[UPDATE START]
We found a nasty performance bug in the code below. The DeCompress
method copies a string for each turn in the loop. That is a classic problem that creates a new copy of the string for each row. That became a major problem for a 3.8 MB string…
I have now updated the code to use the System.Text.StringBuilder
object instead. That took down the speed to about a tenth. Sorry that I didn’t catch that…
[UPDATE STOP]
We had a quite special need the other day; we wanted to compress a part of our request, namely an XML string that was sent to us.
Most of the examples I found on the net showed how to compress the content of a file. But here is the code that compresses a string. The code uses ICSharpCode.SharpZipLib.
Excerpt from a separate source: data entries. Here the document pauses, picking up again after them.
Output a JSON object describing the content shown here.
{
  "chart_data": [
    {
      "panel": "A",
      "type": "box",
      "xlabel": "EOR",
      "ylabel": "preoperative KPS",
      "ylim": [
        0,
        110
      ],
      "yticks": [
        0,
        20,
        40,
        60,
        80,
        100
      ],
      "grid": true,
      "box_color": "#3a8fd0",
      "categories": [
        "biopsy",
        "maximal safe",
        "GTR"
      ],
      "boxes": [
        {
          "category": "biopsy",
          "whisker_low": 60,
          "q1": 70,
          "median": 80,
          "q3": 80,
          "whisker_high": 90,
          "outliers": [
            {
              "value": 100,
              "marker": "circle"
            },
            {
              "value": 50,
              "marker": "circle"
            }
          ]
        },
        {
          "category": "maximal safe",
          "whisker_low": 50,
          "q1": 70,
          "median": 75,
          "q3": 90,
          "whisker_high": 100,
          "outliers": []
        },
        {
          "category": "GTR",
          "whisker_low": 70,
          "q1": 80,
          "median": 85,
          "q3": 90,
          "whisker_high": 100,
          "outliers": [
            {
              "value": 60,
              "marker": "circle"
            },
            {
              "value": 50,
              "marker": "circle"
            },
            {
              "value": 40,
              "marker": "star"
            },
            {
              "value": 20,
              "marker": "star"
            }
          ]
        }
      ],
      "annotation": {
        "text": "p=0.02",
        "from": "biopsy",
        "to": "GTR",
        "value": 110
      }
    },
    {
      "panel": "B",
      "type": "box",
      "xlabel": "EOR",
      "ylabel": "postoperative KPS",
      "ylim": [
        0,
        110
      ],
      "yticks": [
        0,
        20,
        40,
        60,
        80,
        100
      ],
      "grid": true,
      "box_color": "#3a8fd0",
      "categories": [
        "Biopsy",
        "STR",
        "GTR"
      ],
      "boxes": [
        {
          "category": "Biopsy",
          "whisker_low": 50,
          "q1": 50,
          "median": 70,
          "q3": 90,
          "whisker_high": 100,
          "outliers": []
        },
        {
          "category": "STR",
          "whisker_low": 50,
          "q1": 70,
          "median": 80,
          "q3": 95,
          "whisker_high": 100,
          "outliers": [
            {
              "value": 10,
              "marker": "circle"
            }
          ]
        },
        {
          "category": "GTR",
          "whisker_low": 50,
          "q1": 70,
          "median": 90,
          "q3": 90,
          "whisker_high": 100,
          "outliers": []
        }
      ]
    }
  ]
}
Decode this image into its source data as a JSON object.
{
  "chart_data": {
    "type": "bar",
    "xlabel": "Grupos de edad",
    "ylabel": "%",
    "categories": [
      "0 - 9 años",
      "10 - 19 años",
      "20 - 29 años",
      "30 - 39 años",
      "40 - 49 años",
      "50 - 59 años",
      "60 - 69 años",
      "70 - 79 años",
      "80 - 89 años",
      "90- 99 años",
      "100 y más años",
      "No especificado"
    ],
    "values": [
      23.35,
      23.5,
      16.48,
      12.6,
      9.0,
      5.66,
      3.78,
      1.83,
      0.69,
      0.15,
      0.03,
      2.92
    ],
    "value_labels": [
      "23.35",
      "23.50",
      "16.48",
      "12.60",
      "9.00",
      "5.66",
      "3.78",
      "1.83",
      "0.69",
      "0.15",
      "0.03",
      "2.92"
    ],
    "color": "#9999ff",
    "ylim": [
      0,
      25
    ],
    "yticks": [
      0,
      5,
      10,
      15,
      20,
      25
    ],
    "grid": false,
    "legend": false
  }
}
Here you go:
/// <summary>
/// Compress strings with ICSharpCode.SharpZipLib
/// </summary>
public class StringZipper
{
public static string Compress(string uncompressedString)
{
byte[] bytData = System.Text.Encoding.UTF8.GetBytes(uncompressedString);
using (MemoryStream ms = new MemoryStream())
{
using (Stream s = new DeflaterOutputStream(ms))
{
s.Write(bytData, 0, bytData.Length);
}
byte[] compressedData = ms.ToArray();
return System.Convert.ToBase64String(compressedData, 0, compressedData.Length);
}
}
public static string DeCompress(string compressedString)
{
StringBuilder uncompressedString = new StringBuilder();
byte[] bytInput = System.Convert.FromBase64String(compressedString);
byte[] writeData = new byte[4096];
using (Stream s2 = new InflaterInputStream(new MemoryStream(bytInput)))
{
int size;
while ((size = s2.Read(writeData, 0, writeData.Length)) > 0)
{
uncompressedString.Append(System.Text.Encoding.UTF8.GetString(writeData, 0, size));
}
}
return uncompressedString.ToString();
}
}
And here is how to call it:
// Compress the string
string orgString = "Hello compression with åäö.";
// orgString = File.ReadAllText(args[0]);
Stopwatch sw = new Stopwatch();
sw.Start();
string compressedString = StringZipper.Compress(orgString);
sw.Stop();
string compressTime = sw.ElapsedMilliseconds.ToString();
// Decompress the string
sw.Reset(); sw.Start();
string decompressedString = StringZipper.DeCompress(compressedString);
sw.Stop();
string decompressTime = sw.ElapsedMilliseconds.ToString();
if (orgString == decompressedString)
Console.WriteLine("SAME");
else
Console.WriteLine("DIFFER");
decimal ratio = (decimal)compressedString.Length / (decimal)orgString.Length;
Console.WriteLine($"Original string was: {orgString.Length} chars");
Console.WriteLine($"Compressed string was: {compressedString.Length} chars");
Console.WriteLine($"Decompressed string was: {decompressedString.Length} chars");
Console.WriteLine($"Compression ratio {ratio}");
Console.WriteLine($"The compression took {compressTime} ms, Decompression took {decompressTime} ms");
I should point out two things:
- For short strings, the compressed string might actually be longer than the original.
- It’s not very good to store the result of the compression as a string (as done by
System.Convert.ToBase64String
), but it’s quite nice to have for serialization.